The high-purity manganese market may face a deficit as early as 2024, according to people in the industry heard by MINING.COM.
An essential component of the steel-making process, manganese has played an increasing role in the battery market. The metal sulphate is an important stabilizing ingredient in the cathodes of batteries widely used in electric vehicles and electronics.
Volkswagen, Mercedes, Tesla, and GM are among the companies that have announced intentions to use high-purity manganese in their cars. A Chevy Bolt, for example, can contain over 24 kg of manganese.
“The reason nobody is talking about manganese is that it’s very cheap, and it’s taken for granted,” said Andrew Zemek, special adviser at CPM Group.
While the lithium price has skyrocketed over the last couple of years, passing $80,000 per tonne and other metals like cobalt and copper reached over $8,000 per tonne, manganese sulphate costs less than $1,000 per tonne in China.
But increasing demand from the EV industry and the subsequent deficit of high-purity manganese may impact the metal price in 18 or 24 months, according to Euro Manganese CEO Matt James.
“There’s been a build-out of manganese sulphate capacity in China and that has been enough to feed the current demands of the battery industry,” James told MINING.com. “But going forward, we’re going to see significant growth in both the European and North American battery industry. Both of those will require their own supply chains.”
“As the market looks to source locally, in North America because of the Inflation Reduction Act(IRA) or Europe because of geopolitics, when they start to look at the high-purity capacity in both of those regions, it is very very small,” James said.
“The Chinese price does not reflect a western price. The price today in Europe and North America commands a significant premium,” said James.
People in the industry estimate the price at $3,300 per tonne by 2027 — growing to $4,000 by 2031 for Europe and North America, considering the cost of freight from China and costs with green credentials.
Over 92% of high-purity manganese sulphate conversion capacity is in China. Currently, only two plants outside of China are in production, one in Japan and the other in Belgium.
Vibrantz Technologies produces high-purity manganese in Belgium and sources its ore from South Africa, Gabon, and Brazil.
The other producer outside China is Nippon Denko in Japan, which also uses imported ore.

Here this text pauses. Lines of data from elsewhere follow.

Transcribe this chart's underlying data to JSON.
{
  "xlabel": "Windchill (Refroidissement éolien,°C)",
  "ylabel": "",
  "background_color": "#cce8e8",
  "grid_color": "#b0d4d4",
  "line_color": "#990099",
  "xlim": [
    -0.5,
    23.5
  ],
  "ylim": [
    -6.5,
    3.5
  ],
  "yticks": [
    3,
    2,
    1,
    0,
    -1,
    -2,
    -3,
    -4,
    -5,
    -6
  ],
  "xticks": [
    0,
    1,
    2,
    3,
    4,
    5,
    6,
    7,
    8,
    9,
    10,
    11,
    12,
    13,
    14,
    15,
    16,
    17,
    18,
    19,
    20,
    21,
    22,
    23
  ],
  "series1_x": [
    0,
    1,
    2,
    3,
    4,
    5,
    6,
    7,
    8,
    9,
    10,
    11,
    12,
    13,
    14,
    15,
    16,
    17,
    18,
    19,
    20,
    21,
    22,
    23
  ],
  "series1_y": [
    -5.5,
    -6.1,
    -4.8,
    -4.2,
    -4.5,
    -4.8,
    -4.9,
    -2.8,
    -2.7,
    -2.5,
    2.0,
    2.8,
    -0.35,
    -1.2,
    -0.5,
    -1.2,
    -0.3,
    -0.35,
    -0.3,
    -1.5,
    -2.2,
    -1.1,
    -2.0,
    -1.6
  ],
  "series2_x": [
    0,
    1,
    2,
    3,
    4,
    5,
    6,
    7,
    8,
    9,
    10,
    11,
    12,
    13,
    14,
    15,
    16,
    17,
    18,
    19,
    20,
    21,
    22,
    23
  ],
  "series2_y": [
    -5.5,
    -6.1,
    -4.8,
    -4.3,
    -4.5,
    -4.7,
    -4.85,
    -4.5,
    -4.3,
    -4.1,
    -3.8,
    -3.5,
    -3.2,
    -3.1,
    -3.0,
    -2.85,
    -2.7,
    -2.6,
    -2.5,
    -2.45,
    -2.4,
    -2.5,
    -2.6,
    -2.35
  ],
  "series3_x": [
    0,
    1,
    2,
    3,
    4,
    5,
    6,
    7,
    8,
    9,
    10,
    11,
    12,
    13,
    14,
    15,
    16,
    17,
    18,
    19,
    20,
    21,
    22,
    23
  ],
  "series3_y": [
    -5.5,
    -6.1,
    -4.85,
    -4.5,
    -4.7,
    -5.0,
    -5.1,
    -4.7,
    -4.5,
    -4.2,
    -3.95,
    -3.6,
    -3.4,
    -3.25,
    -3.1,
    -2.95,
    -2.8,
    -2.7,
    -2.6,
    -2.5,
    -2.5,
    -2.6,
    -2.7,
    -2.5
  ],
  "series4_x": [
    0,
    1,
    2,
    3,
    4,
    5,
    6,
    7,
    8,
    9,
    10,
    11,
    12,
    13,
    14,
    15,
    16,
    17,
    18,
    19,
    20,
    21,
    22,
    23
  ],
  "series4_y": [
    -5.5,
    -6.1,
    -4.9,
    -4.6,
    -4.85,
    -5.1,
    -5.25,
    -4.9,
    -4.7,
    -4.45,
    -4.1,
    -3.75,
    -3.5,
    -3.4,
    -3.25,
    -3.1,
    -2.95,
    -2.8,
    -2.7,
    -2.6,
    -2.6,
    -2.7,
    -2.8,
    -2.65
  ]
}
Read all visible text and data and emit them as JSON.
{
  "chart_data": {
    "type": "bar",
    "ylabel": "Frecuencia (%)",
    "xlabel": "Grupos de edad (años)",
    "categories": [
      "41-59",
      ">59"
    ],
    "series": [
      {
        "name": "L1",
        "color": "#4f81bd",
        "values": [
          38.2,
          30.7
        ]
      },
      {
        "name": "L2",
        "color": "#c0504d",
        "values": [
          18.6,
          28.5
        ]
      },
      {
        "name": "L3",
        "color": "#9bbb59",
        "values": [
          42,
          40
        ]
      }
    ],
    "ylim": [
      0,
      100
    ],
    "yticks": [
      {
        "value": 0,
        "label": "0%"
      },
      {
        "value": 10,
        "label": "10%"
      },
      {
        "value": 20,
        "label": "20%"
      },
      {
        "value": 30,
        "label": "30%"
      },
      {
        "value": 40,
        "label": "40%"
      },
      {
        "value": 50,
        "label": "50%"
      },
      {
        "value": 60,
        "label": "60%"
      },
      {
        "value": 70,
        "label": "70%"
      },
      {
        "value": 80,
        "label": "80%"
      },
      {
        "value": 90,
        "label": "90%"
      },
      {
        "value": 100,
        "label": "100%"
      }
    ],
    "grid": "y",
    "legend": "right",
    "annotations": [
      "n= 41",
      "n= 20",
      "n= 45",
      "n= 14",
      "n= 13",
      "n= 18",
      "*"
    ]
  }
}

Combined, these two facilities produce around 5% of the global high-purity manganese sulphate.
“I don’t see a risk of shortage in the short term because so much capacity is being built in China,” said Aloys d’Harambure, executive director of the International Manganese Institute.
However, the market may have to adjust with the United States and Europe moving to build their own supply chain of battery materials.
“The environmental, social, and governance procedures in China are sometimes not as strict as in other, European and North American and, some African countries. The cost of high manganese sulphate that you see from China is not realistic from the rest of the industry,” said d’Harambure.
According to Sam Jaffe, VP of battery storage solutions for E Source, China can always “blow out” the North American and European competitors if it chooses to do so.
But that dynamic is changing.
“As we move to intracontinental supply chains, China remains a huge factor in the high-purity manganese market, but it’s not the single determinant of where those markets will move,” said Jaffe.
By 2031, North America is expected to require over 200Kt of high-purity manganese annually.
The continent, however, has no current high-purity manganese processing capacity to supply a large number of battery gigafactories and cathode plants under development.
South32 is developing the first new US manganese mine in decades. The company has allocated $55 million of capital expenditure to work on the Hermosa project in Arizona for the current fiscal year and expects to begin a pre-feasibility study before mid-2023.
In Europe, Euro Manganese is developing its Chvaletice Project in the Czech Republic, the only sizeable, classified resource of manganese in the European Union.
The project entails re-processing manganese deposits contained in waste (tailings) from a decommissioned mine that operated between 1951 and 1975.
The company plans to convert the carbonate to high-purity manganese metal and sulphate and send it to Euro Manganese’s planned processing facility in Quebec where it will be converted into a liquid sulphate. The site is adjacent to two proposed cathode plants allowing the liquid sulphate to be piped directly into the cathode production processes.
“Going forward, we’re going to see a European battery industry and a North American battery industry,” said Jaffe. “Both of those are growing at a tremendous pace and are gonna require their own supply chains, including a supply chain for manganese. And when you thinking about moving forward, I would talk about 10 years from now or over the next five years.”